Ihre Veröffentlichungen befassen sich nicht mit klassischen verfassungsrechtlichen Fragen, sondern zwängen feministische Nischenthemen in einen grundrechtlichen Rahmen. Baer lehrt als erste und einzige Dozentin in Deutschland „feministische Rechtswissenschaft“. Deren Bedeutung für die juristische Ausbildung sieht sie vor allem darin, daß die Studenten hier nicht nur wie in allen juristischen Grundlagenfächern die Anwendung von Gesetzen lernten, sondern über die „Prämissen“ von Recht nachdenken müßten. Der „kreative Umgang“ mit Recht komme in der juristischen Ausbildung nach ihrer Auffassung zu kurz. Wegen dieses „kreativen“ Umgangs mit dem Recht sehen viele Kollegen die Staatsrechtlerin sehr kritisch.
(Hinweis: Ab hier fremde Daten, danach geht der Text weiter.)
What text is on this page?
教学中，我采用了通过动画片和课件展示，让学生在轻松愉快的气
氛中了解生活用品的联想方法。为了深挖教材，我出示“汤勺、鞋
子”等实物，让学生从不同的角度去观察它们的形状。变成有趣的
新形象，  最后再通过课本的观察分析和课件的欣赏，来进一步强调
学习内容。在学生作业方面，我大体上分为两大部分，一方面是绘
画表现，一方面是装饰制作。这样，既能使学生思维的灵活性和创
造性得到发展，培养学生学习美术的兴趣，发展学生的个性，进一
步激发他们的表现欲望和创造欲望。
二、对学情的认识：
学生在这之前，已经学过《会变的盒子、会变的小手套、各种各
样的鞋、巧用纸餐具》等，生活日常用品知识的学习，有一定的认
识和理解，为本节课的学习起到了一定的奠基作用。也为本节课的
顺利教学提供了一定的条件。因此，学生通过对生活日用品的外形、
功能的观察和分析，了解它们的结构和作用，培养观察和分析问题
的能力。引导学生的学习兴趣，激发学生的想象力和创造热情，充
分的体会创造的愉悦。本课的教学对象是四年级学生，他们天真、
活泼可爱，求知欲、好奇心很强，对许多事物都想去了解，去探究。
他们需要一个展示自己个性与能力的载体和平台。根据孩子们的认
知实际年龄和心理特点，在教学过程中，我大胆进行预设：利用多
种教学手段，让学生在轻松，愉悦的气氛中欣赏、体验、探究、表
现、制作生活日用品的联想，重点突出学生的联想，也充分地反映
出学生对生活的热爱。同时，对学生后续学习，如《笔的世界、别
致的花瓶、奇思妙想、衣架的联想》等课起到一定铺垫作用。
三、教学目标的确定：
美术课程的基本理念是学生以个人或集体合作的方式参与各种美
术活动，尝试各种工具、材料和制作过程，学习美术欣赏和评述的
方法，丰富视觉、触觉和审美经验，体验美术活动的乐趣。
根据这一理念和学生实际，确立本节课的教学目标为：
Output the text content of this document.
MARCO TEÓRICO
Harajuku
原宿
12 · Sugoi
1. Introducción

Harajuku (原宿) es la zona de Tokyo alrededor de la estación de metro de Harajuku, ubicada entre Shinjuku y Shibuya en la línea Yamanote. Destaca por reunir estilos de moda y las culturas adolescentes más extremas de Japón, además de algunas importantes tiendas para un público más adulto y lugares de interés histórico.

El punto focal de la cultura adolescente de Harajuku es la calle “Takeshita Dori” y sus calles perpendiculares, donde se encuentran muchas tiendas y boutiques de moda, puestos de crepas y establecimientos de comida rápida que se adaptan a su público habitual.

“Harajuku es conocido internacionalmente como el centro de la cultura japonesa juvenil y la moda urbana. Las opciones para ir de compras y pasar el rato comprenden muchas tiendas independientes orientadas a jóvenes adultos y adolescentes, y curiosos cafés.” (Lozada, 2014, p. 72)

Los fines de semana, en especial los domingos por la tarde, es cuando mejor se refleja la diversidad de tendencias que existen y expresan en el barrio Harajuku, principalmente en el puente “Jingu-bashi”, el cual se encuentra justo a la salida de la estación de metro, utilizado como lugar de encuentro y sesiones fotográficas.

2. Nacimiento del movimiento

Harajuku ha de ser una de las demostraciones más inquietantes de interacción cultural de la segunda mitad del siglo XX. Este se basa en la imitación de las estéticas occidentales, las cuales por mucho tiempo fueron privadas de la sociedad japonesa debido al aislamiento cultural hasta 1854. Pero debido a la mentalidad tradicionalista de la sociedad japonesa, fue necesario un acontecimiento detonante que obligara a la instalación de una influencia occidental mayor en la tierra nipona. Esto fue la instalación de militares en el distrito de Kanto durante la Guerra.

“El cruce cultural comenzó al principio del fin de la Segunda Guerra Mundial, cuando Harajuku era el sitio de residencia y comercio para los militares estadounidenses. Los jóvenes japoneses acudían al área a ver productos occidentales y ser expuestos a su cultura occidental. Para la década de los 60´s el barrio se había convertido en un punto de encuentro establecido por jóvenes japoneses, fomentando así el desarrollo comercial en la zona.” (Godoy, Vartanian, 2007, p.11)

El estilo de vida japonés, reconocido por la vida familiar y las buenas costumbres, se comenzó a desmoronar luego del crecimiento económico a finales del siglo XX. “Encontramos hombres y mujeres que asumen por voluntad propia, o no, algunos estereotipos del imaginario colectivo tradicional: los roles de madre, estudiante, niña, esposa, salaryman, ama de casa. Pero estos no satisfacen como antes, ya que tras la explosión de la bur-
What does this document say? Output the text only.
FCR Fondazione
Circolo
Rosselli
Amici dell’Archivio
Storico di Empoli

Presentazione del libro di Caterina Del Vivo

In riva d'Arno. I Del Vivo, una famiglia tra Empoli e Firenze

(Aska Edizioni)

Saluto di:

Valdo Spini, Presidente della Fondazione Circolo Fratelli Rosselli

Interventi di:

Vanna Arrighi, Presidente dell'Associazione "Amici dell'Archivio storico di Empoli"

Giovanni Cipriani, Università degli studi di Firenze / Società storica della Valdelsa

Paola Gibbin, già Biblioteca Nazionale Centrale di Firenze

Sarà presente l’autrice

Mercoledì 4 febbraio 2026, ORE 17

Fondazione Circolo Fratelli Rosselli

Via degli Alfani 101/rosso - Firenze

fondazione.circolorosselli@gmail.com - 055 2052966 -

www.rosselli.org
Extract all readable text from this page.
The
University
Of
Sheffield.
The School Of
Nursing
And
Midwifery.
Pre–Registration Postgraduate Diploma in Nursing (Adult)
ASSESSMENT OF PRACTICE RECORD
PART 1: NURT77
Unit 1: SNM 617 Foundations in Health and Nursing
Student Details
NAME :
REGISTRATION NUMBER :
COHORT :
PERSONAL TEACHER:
Bei der Tagung der Vereinigung der Deutschen Staatsrechtslehrer 2008 in Erlangen hielt Baer einen Vortrag zum Thema „Demographischer Wandel und Generationengerechtigkeit“, für den sie heftig angegriffen wurde. Sie befürwortete darin ein Wahlrecht für Ausländer, die längere Jahre in Deutschland leben. Von einer Förderung der Familie als Keimzelle des Staates wollte sie nichts wissen. Global gebe es den demografischen Wandel nicht. Die Geburtenförderung sei diskriminierend, weil ja nur die Bevölkerung eines bestimmten Staates gefördert werde. Statt für mehr Geburten plädierte Baer für mehr Zuwanderung, Integration dürfe dabei nicht Assimilation bedeuten. In diesem Sinne müsse das Grundgesetz ausgelegt werden.

Es waren nicht nur ihre Thesen als solche, sondern die fehlende Substanz, die viele Kollegen nach dem Vortrag angegriffen haben. Tatsächlich bezog sich Baer immer wieder allgemein auf Grundrechte und Menschenrechte, ohne diese konkret zu benennen. Der Bonner Staatsrechtler Christian Hillgruber warf ihr vor, daß es sich bei den angeführten Menschenrechten um „Rechtsbehauptungen interessierter Kreise“ handelt, „die sich aber weder völkerrechtlich verdichtet haben noch verfassungsrechtlich nachweisen lassen“. Der emeritierte Staatsrechtler Josef Isensee setzte noch eins drauf und faßte ihren Vortrag ironisch zusammen: „Frau Baer liebt die humanen Vereinfachungen. Ihr Rechtssystem, so schlicht wie ihr Weltbild, besteht eigentlich nur aus den drei Prinzipen Freiheit, Gleichheit, Mitmenschlichkeit. Würden diese verwirklicht, so wäre die barrierefreie Erde hergestellt und mobile, überall wahlberechtigte Migranten füllten die demographischen Lücken.“

Wenn man wie Baer entgegen der absolut herrschenden Lehre mit dem Verfassungsrecht „kreativ“ umgeht und sich immer auf nicht näher bezeichnete Menschenrechte beruft, dann kann man ziemlich jede politische Ansicht rechtlich begründen.